The invention discloses a multifunctional anticancer nano material based on polypeptide-rare earth nanocrystals, which is characterized in that the nano material is a hydrophilic nano microsphere of polypeptide entrapped drug adriamycin and NaYF4: Yb < 3 + >, Er < 3 + > nanocrystals; wherein the hydrophobic end of the P13 peptide is combined with the medicine doxorubicin and the NaYF4: Yb < 3 + > and Er < 3 + > nanocrystalline in a non-covalent bond form to form a hydrophobic core; and the hydrophilic end of the P13 peptide is used as a targeting end to form a hydrophilic shell. According to the invention, polypeptide is used as a carrier for entrapment of drug adriamycin, and drug inhibition and a PDT method are combined to kill tumor cells in a manner of entrapment of NaYF4: Yb < 3 + >, Er < 3 + > nanocrystals. According to the invention, a remarkable super-addition (1 + 1 > 2) effect is generated in a synergistic treatment mode, and the effect is remarkably enhanced compared with that of any single therapy; meanwhile, the multi-mode combined treatment mode can effectively overcome the multi-drug resistance of the tumor; in addition, the defect that the drug loading system cannot be subjected to fluorescence tracking due to the fact that the polypeptide has no fluorescence characteristic is overcome.
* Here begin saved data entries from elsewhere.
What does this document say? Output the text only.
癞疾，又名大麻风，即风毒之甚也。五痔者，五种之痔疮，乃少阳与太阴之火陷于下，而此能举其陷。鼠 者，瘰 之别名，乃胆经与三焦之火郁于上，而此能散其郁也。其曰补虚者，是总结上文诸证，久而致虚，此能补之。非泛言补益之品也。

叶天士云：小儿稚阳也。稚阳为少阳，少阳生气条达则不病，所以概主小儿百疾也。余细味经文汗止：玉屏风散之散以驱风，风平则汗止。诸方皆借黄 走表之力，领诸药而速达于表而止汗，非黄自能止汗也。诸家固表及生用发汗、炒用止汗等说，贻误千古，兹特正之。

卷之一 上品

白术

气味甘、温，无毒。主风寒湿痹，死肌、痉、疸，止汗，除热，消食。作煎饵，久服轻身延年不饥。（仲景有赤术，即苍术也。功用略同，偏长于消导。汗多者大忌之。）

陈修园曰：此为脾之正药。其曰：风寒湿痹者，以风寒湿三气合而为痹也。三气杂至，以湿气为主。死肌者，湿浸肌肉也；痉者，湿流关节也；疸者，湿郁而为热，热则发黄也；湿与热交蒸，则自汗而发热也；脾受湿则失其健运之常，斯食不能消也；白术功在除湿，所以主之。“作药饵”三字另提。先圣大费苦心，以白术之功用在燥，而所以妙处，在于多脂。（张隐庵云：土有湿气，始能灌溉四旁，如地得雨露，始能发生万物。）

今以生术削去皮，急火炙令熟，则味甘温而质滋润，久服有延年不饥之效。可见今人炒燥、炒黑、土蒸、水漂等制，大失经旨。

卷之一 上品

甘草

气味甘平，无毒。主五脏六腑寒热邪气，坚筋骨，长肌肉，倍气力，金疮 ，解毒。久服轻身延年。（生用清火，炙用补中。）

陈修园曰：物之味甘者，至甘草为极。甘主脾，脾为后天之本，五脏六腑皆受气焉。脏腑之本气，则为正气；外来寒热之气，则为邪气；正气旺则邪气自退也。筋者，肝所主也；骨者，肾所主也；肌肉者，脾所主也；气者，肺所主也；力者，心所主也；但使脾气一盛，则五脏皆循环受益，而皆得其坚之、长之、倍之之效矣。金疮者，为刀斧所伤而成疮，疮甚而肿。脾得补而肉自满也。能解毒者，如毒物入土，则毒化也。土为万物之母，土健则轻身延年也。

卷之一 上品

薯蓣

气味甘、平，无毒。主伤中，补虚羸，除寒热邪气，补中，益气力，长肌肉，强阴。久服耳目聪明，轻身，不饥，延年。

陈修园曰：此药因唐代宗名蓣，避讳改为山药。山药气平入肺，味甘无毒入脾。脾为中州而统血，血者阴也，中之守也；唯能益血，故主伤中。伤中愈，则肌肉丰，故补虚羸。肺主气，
The invention discloses a polypeptide analogue and a preparation method and application thereof, a core peptide sequence of the polypeptide analogue is OA-GL12, and the core peptide is modified by one or more of the following steps: 1) extending at the N terminal of the core peptide, extending peptide is Cys, and the extending peptide Cys and the core peptide Cys form a disulfide bond; (2) carrying out O-glycosylation modification on the core peptide; 3) carrying out fatty acid modification on the N terminal of the core peptide; and 4) fusing SYN-AKE at the tail end of the core peptide C. The Cyclic-GC12 subjected to cyclization modification is not easy to oxidize and is good in stability; glyco-GC12 subjected to glycosylation modification has better skin absorptivity, so that the Glyco-GC12 can be used for preparing the skin care product; the transdermal effect of the long-chain fatty acid modified Pal-GC12 is enhanced, and the stability is better; the SYN-AKE-GC12 fused by the SYN-AKE-GC12, the SYN-AKE-GC12, the SYN-AKE-GC12 and the

The invention relates to HLA-restricted CD4<+> T cell epitope immunodominant peptide and core peptide of Helicobacter pylori Lpp20, which have structures represented as the SEQ ID No.10 and SEQ ID No.30; the proper CD4<+> T cell epitopes (SEQ ID No.10 and SEQ ID No.30) in the invention are reliable and accurate; what is more, it can be evaluated that the identified epitope belongs to whether immunodominance or subdominance, which has advantages on design of epitope vaccines.

The present invention provides multiple antigenic agents compositions and the use thereof to prevent or treat viral infections. The multiple antigenic agents of the invention contain at least one of a B cell determinant, a T cell determinant, or a targeting molecule attached to a core peptide composed of Lys-Gly repeats.